Vicky also revealed Wright’s career only saw him make £15,000 – a mere fraction of what the game’s top stars earn now.
Focusing on his life after retirement, Vicky told the story of how her father struggled with alcoholism while working away from home for ATV and was admitted into a rehabilitation centre.
The second half of the show saw comedian Bobby Davro, partner of Vicky, take to the stage for a stand-up routine.
Former Wolves man Ted Farmer later paid tribute to Wright, hailing him as a “wonderful mentor and very humorous man”.
The club’s all-time leading scorer Steve Bull called him a “very good friend who took me under his wing”.
Phil Parkes, Geoff Palmer and Mel Eves were also at the event, which finished with an auction to raise funds for the Billy Wright Foundation.

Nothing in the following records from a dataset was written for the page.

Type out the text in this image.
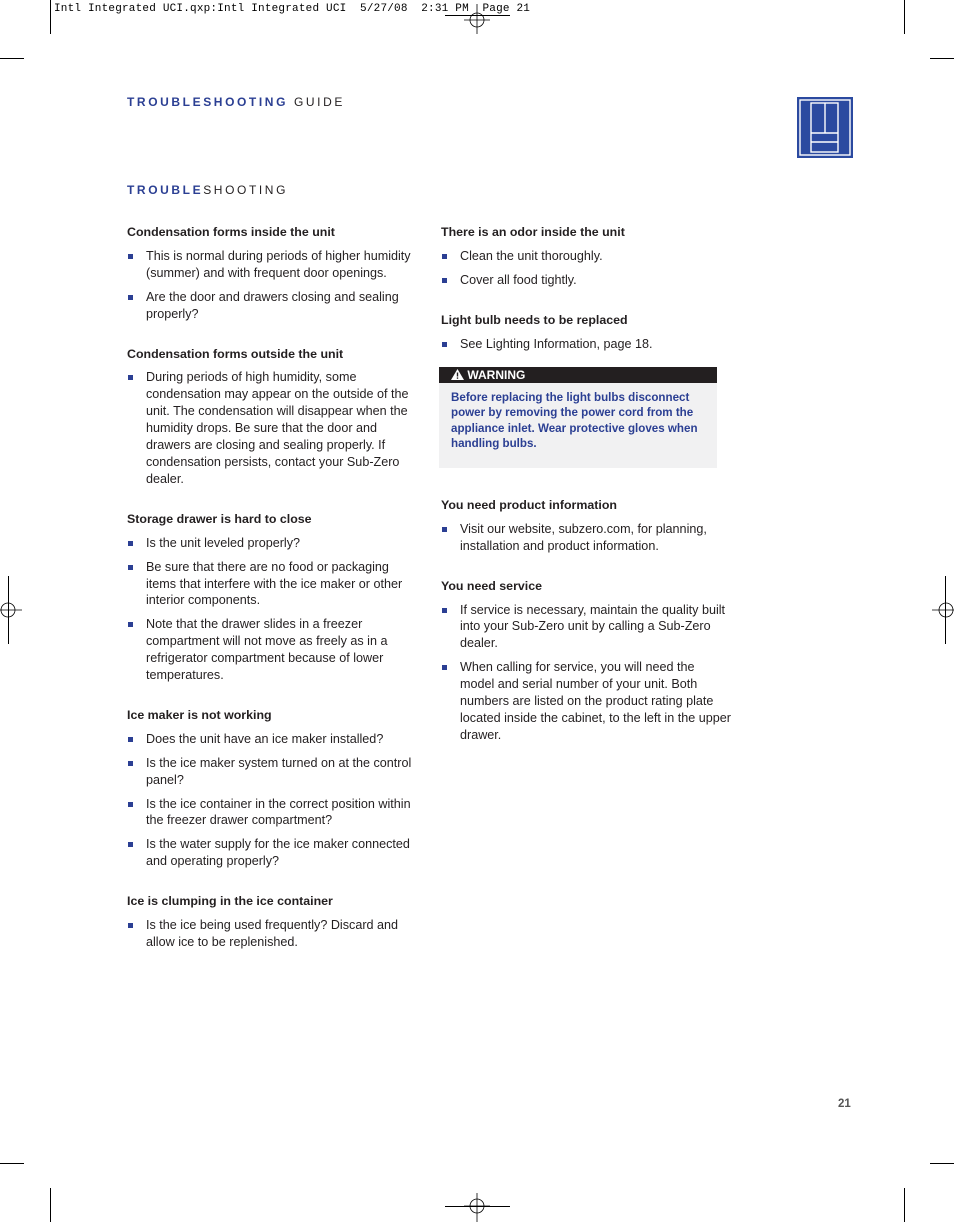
Intl Integrated UCI.qxp:Intl Integrated UCI  5/27/08  2:31 PM  Page 21
TROUBLESHOOTING GUIDE
TROUBLESHOOTING
Condensation forms inside the unit
This is normal during periods of higher humidity (summer) and with frequent door openings.
Are the door and drawers closing and sealing properly?
Condensation forms outside the unit
During periods of high humidity, some condensation may appear on the outside of the unit. The condensation will disappear when the humidity drops. Be sure that the door and drawers are closing and sealing properly. If condensation persists, contact your Sub-Zero dealer.
Storage drawer is hard to close
Is the unit leveled properly?
Be sure that there are no food or packaging items that interfere with the ice maker or other interior components.
Note that the drawer slides in a freezer compartment will not move as freely as in a refrigerator compartment because of lower temperatures.
Ice maker is not working
Does the unit have an ice maker installed?
Is the ice maker system turned on at the control panel?
Is the ice container in the correct position within the freezer drawer compartment?
Is the water supply for the ice maker connected and operating properly?
Ice is clumping in the ice container
Is the ice being used frequently? Discard and allow ice to be replenished.
There is an odor inside the unit
Clean the unit thoroughly.
Cover all food tightly.
Light bulb needs to be replaced
See Lighting Information, page 18.
WARNING
Before replacing the light bulbs disconnect power by removing the power cord from the appliance inlet. Wear protective gloves when handling bulbs.
You need product information
Visit our website, subzero.com, for planning, installation and product information.
You need service
If service is necessary, maintain the quality built into your Sub-Zero unit by calling a Sub-Zero dealer.
When calling for service, you will need the model and serial number of your unit. Both numbers are listed on the product rating plate located inside the cabinet, to the left in the upper drawer.
21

Vicky said: “It’s overwhelming. This is proof of how much love there still is after 25 years – he was a genuinely good person who worked hard.”
The event marked a week in which Billy Wright was remembered in different ways.
A blue plaque was unveiled last weekend at his childhood cottage in Ironbridge.
The current owners of the house, Viv and Tony Moore, funded the plaque themselves and said it was an honour to be able to commemorate one of England’s greatest players. A ceremony was attended by Vicky and Babette as well as people from the town of Ironbridge.
Vicky said: “He was the most incredible man you could ever meet.
“We are both so lucky to have him as a father.”